Groups which have been fighting against toll roads in Texas for years say, we don't want to say 'I told you so,' but I told you so.


  "I have to say this is what we anticipated would happen," said Terri Hall of Texans Uniting for Reform and Freedom in response to the downgrading of the bonds of the State Highway 130 Concessions Company, the private group that built the south half of the new SH 130 toll road, to junk status.


  "Obviously, this toll road has been in trouble from day one."


  In an action taken October 15:


  1200 WOAI news reports Moody's investor service downgraded the ratings of the $1.1 billion in bonds issued to build the southern half of the toll road to Caa3, essentially junk status.


  Moody’s said its downgrade 'reflects the increased prospects for a payment default.'  It went on to say that traffic and revenue 'will continue to grow slow to moderate, yet inadequate pace in order to meet the current debt service profile.  The outlook also reflects the uncertainty regarding additional sponsor support and the ultimate lender recovery rate in a post payment default environment' and says a 'rating upgrade is unlikely at this time.'


  Hall says the financial troubles being faced by the company, which is essentially a combination of San Antonio based Zachry American Infrastructure and the Madrid based global engineering firm Cintra, shows that the so called 'public private partnership' system of building toll roads, which is being pushed hard by Governor Perry and TxDOT as well as by Bexar County Commissioners, is a failed model.


  "We don't think this is the way to fund our road system, people don't like the fact that these private companies have taken over our private road system," Hall said.

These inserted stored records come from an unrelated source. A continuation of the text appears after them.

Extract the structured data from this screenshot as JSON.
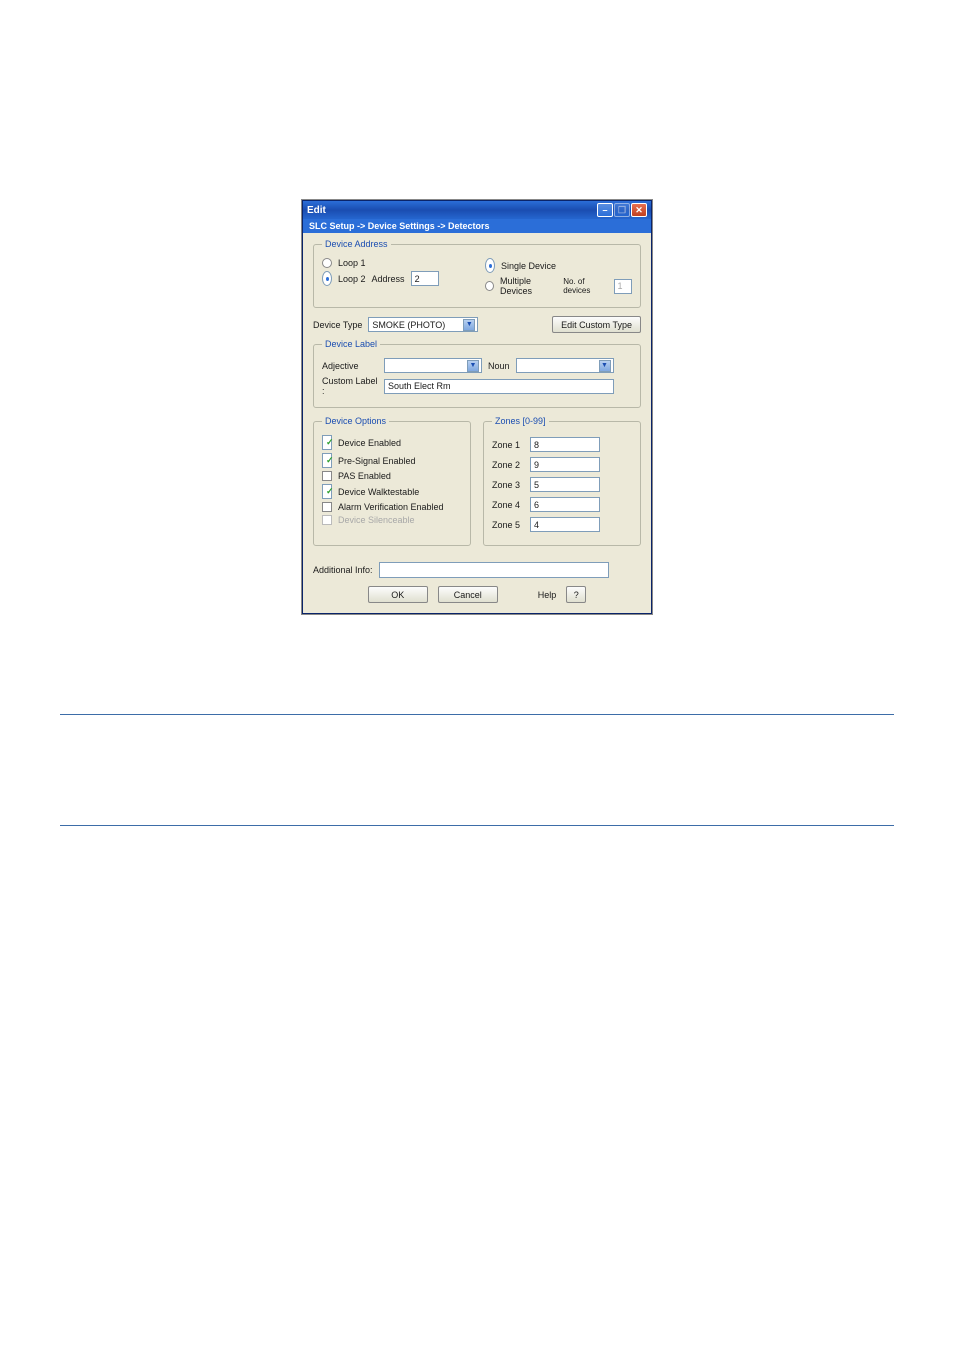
{
  "dialog": {
    "title": "Edit",
    "breadcrumb": "SLC Setup -> Device Settings -> Detectors",
    "deviceAddress": {
      "legend": "Device Address",
      "loop1_label": "Loop 1",
      "loop2_label": "Loop 2",
      "address_label": "Address",
      "address_value": "2",
      "single_label": "Single Device",
      "multiple_label": "Multiple Devices",
      "numdev_label": "No. of devices",
      "numdev_value": "1"
    },
    "deviceType": {
      "label": "Device Type",
      "value": "SMOKE (PHOTO)",
      "edit_custom_btn": "Edit Custom Type"
    },
    "deviceLabel": {
      "legend": "Device Label",
      "adjective_label": "Adjective",
      "adjective_value": "",
      "noun_label": "Noun",
      "noun_value": "",
      "custom_label": "Custom Label :",
      "custom_value": "South Elect Rm"
    },
    "deviceOptions": {
      "legend": "Device Options",
      "opts": [
        "Device Enabled",
        "Pre-Signal Enabled",
        "PAS Enabled",
        "Device Walktestable",
        "Alarm Verification Enabled",
        "Device Silenceable"
      ]
    },
    "zones": {
      "legend": "Zones [0-99]",
      "rows": [
        {
          "label": "Zone 1",
          "value": "8"
        },
        {
          "label": "Zone 2",
          "value": "9"
        },
        {
          "label": "Zone 3",
          "value": "5"
        },
        {
          "label": "Zone 4",
          "value": "6"
        },
        {
          "label": "Zone 5",
          "value": "4"
        }
      ]
    },
    "additional": {
      "label": "Additional Info:",
      "value": ""
    },
    "buttons": {
      "ok": "OK",
      "cancel": "Cancel",
      "help": "Help",
      "q": "?"
    }
  }
}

  She says the financial troubles being faced by the SH 130 Concessions Company make it far less likely that other firms will step in to build toll roads in north Bexar County, where the likelihood of success is far less, because there are so many alternative routes for commuters to take.


  "It is unaffordable, it is very expensive it is too far out of the way," Hall said of SH 130.  "That's why this toll road has been in trouble from day one."

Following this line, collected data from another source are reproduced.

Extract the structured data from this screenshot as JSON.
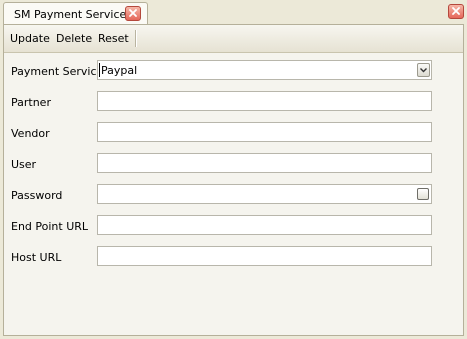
{
  "tab": {
    "title": "SM Payment Services",
    "close_icon": "close-icon"
  },
  "window": {
    "close_icon": "close-icon"
  },
  "toolbar": {
    "update_label": "Update",
    "delete_label": "Delete",
    "reset_label": "Reset"
  },
  "form": {
    "payment_service": {
      "label": "Payment Service",
      "value": "Paypal"
    },
    "partner": {
      "label": "Partner",
      "value": ""
    },
    "vendor": {
      "label": "Vendor",
      "value": ""
    },
    "user": {
      "label": "User",
      "value": ""
    },
    "password": {
      "label": "Password",
      "value": "",
      "show_password_checked": false
    },
    "end_point_url": {
      "label": "End Point URL",
      "value": ""
    },
    "host_url": {
      "label": "Host URL",
      "value": ""
    }
  },
  "colors": {
    "close_button": "#e5675a",
    "background": "#ece9d8",
    "panel": "#f5f4ee"
  }
}
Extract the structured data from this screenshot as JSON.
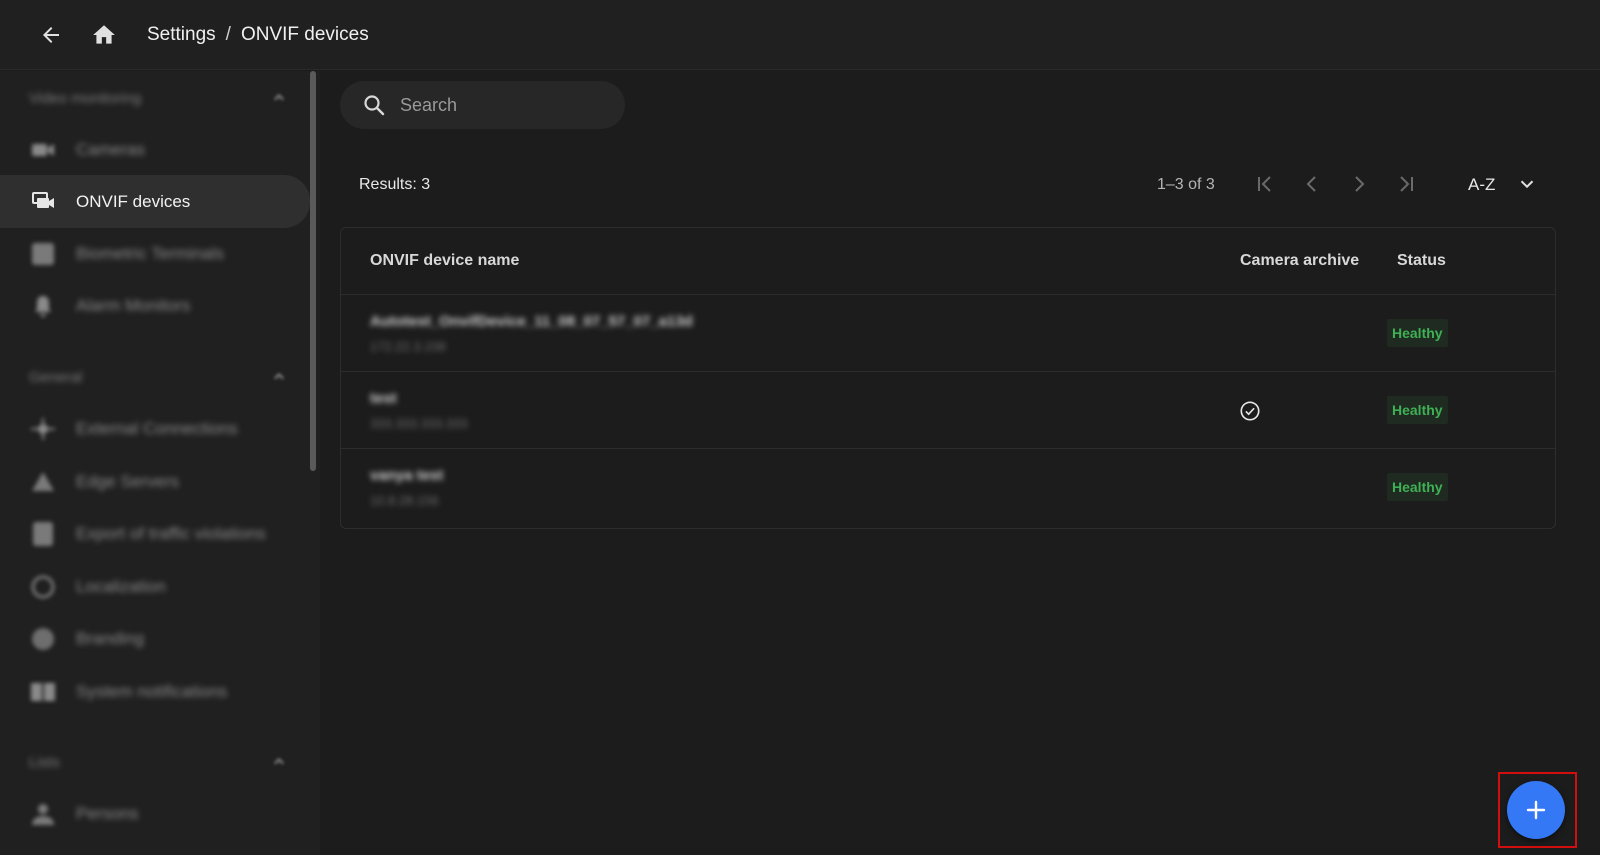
{
  "header": {
    "breadcrumb_root": "Settings",
    "breadcrumb_sep": "/",
    "breadcrumb_current": "ONVIF devices"
  },
  "sidebar": {
    "sections": [
      {
        "title": "Video monitoring"
      },
      {
        "title": "General"
      },
      {
        "title": "Lists"
      }
    ],
    "items": [
      {
        "label": "Cameras",
        "icon": "camera-icon"
      },
      {
        "label": "ONVIF devices",
        "icon": "onvif-devices-icon",
        "active": true
      },
      {
        "label": "Biometric Terminals",
        "icon": "terminal-icon"
      },
      {
        "label": "Alarm Monitors",
        "icon": "alarm-icon"
      },
      {
        "label": "External Connections",
        "icon": "connection-icon"
      },
      {
        "label": "Edge Servers",
        "icon": "server-icon"
      },
      {
        "label": "Export of traffic violations",
        "icon": "export-icon"
      },
      {
        "label": "Localization",
        "icon": "globe-icon"
      },
      {
        "label": "Branding",
        "icon": "branding-icon"
      },
      {
        "label": "System notifications",
        "icon": "notification-icon"
      },
      {
        "label": "Persons",
        "icon": "persons-icon"
      }
    ]
  },
  "search": {
    "placeholder": "Search"
  },
  "toolbar": {
    "results": "Results: 3",
    "range": "1–3 of 3",
    "sort": "A-Z"
  },
  "table": {
    "columns": [
      "ONVIF device name",
      "Camera archive",
      "Status"
    ],
    "rows": [
      {
        "name": "Autotest_OnvifDevice_11_08_07_57_07_a13d",
        "address": "172.22.3.158",
        "archive": false,
        "status": "Healthy"
      },
      {
        "name": "test",
        "address": "333.333.333.333",
        "archive": true,
        "status": "Healthy"
      },
      {
        "name": "vanya test",
        "address": "10.8.28.156",
        "archive": false,
        "status": "Healthy"
      }
    ]
  },
  "colors": {
    "accent": "#3478f6",
    "status_healthy": "#3fb054",
    "highlight_outline": "#d10f0f"
  }
}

  The company says it is committed to operating the toll road at a profit, and points out that investors in fifty year bonds are interested in long term, not short term success. 


  The company has already considering options ranging from lowering the tolls for semi trucks to building a new connector ramp from Interstate 35 to SH 130 near New Braunfels to make it easier for San Antonio to North Texas commuters to jump onto the toll road and avoid Austin's crushing traffic.

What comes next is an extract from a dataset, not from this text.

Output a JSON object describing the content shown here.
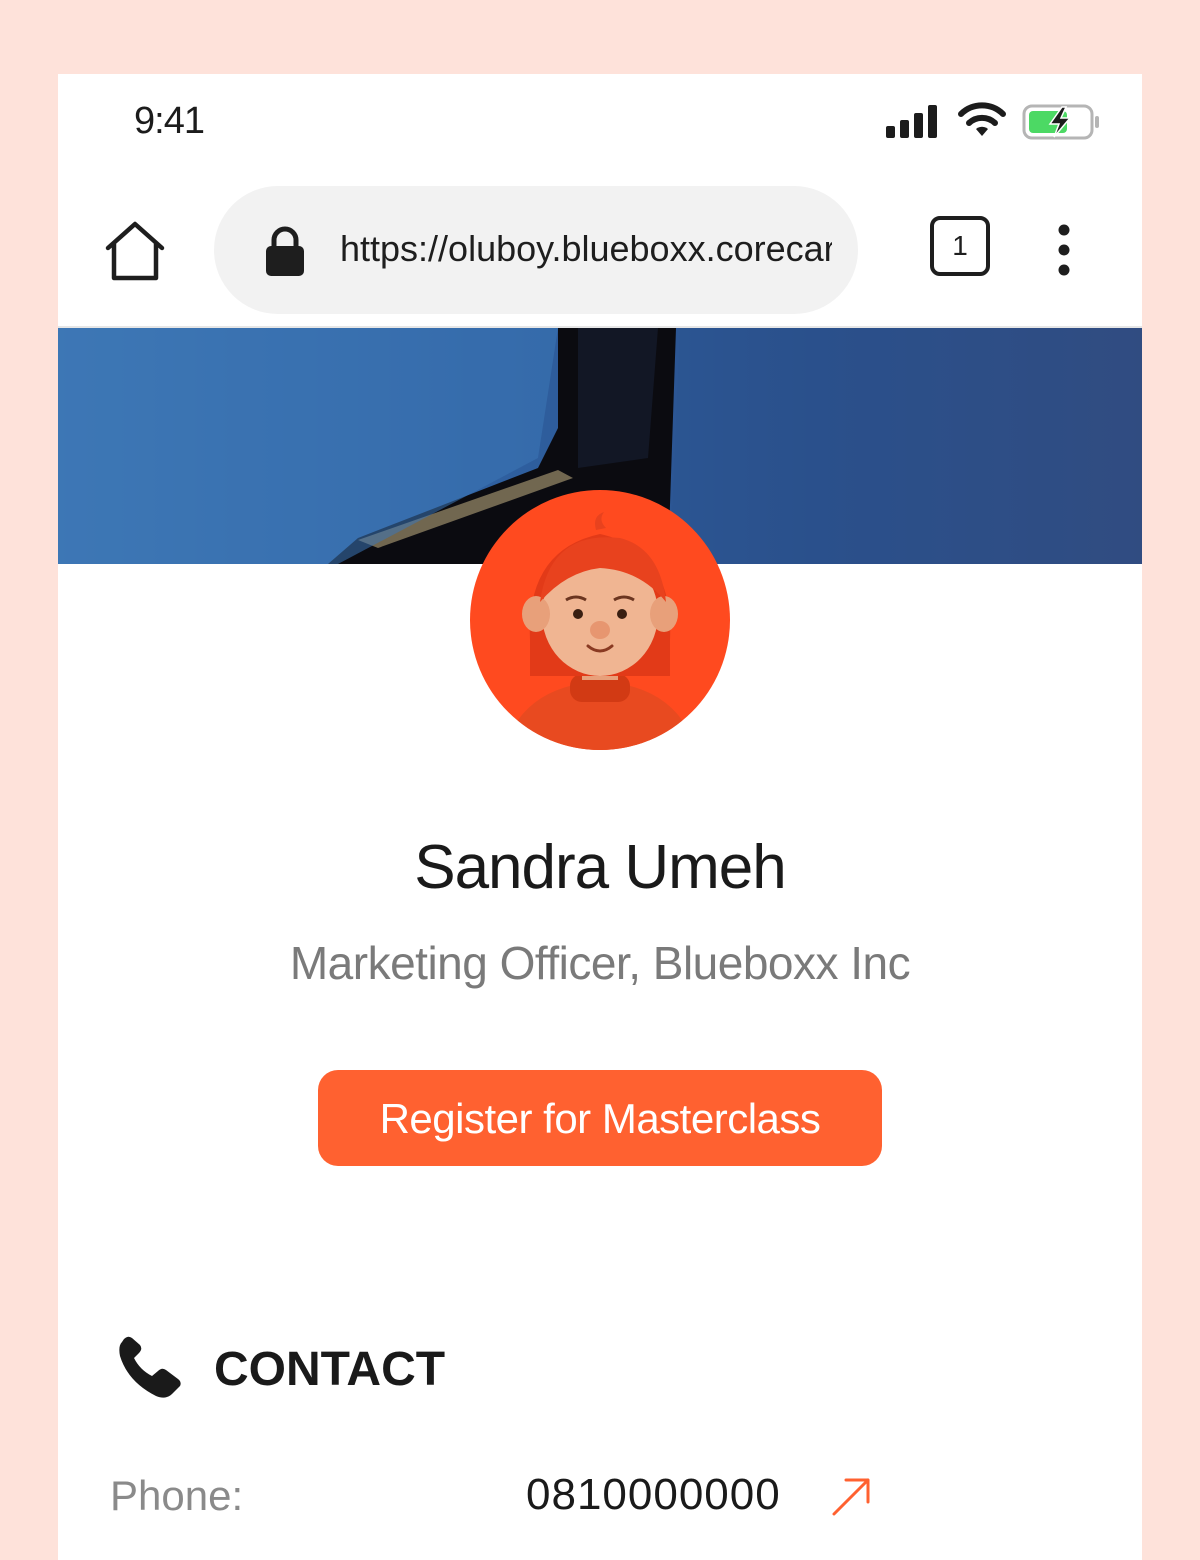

  But Hall says they're going to have to do a lot more to make the road successful.


  "I think that the reason why it hasn't succeeded is because it just costs too much money," she said of the $12 toll to drive from Seguin to Georgetown.


  The SH 130 Concessions Company operates only the southern half of the 96 mile road.  Provisions in the contract with the company call for the state to take over the toll road in case of default.  Hall says it is uncertain whether the state would attempt to recoup its losses by operating it as a toll road, or would make it a free road.